I’ll drink to that, nowadays my chosen drink is water.

 

A lifelong friend

A lifelong friend, Trevor C., said (3.1.16) ‘Happy New Year Pete. Even though I just about made it passed the first line [of your latest blog]! All the best to you and hope that your family are all well.’

He was referring to his lack of comprehension of my blog, but I had given him an in to his comment by saying ‘many folk may fall asleep after the first line’ in it.

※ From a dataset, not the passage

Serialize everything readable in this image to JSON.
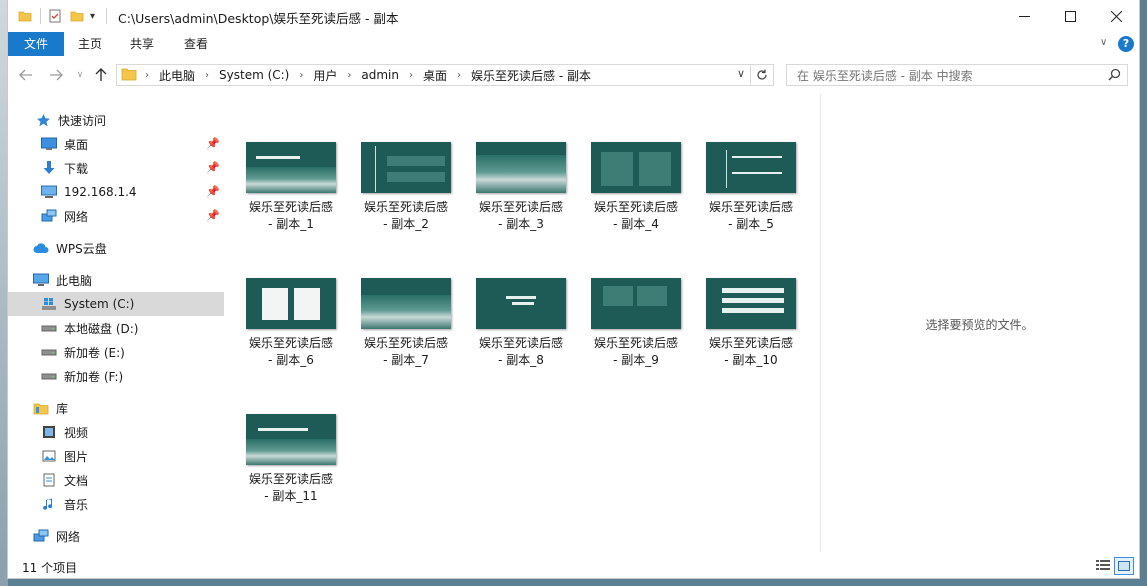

The two working class boys shopping for their mum could be me and Trev but we weren’t born when this photo was taken in Glasgow (where I was in fact born two years later! Trev were born in Burnley where I settled in 1954).

gorbal boys by hardy

(image Bert Hardy 1948).

http://www.theguardian.com/world/gallery/2013/mar/24/bert-hardy-photographs-in-pictures

pete, an mates tod rd trio

Pete, Roy & Trev (capt.) drawn from a photo of Tod Road Juniors taken by Roy’s dad when we were about to play in the Centenary Cup Final as one of the top two primary school teams in Burnley in 1961.

 This blog is about relationships.

I’ve known Trev since we were 5 year olds. We played football together at Primary and Secondary schools then for NALGO and The Old Boys’ teams after we left school. We used to drink beer and chase girls together during our teens in his Wolseley Hornet, which can be seen in the background of this group photo.

pete bly boys 1971

Pete (sporting his six pack and Lennon-specs), Steve Hezzlewood, Trev
with Stuart in foreground at campsite near Woolacombe.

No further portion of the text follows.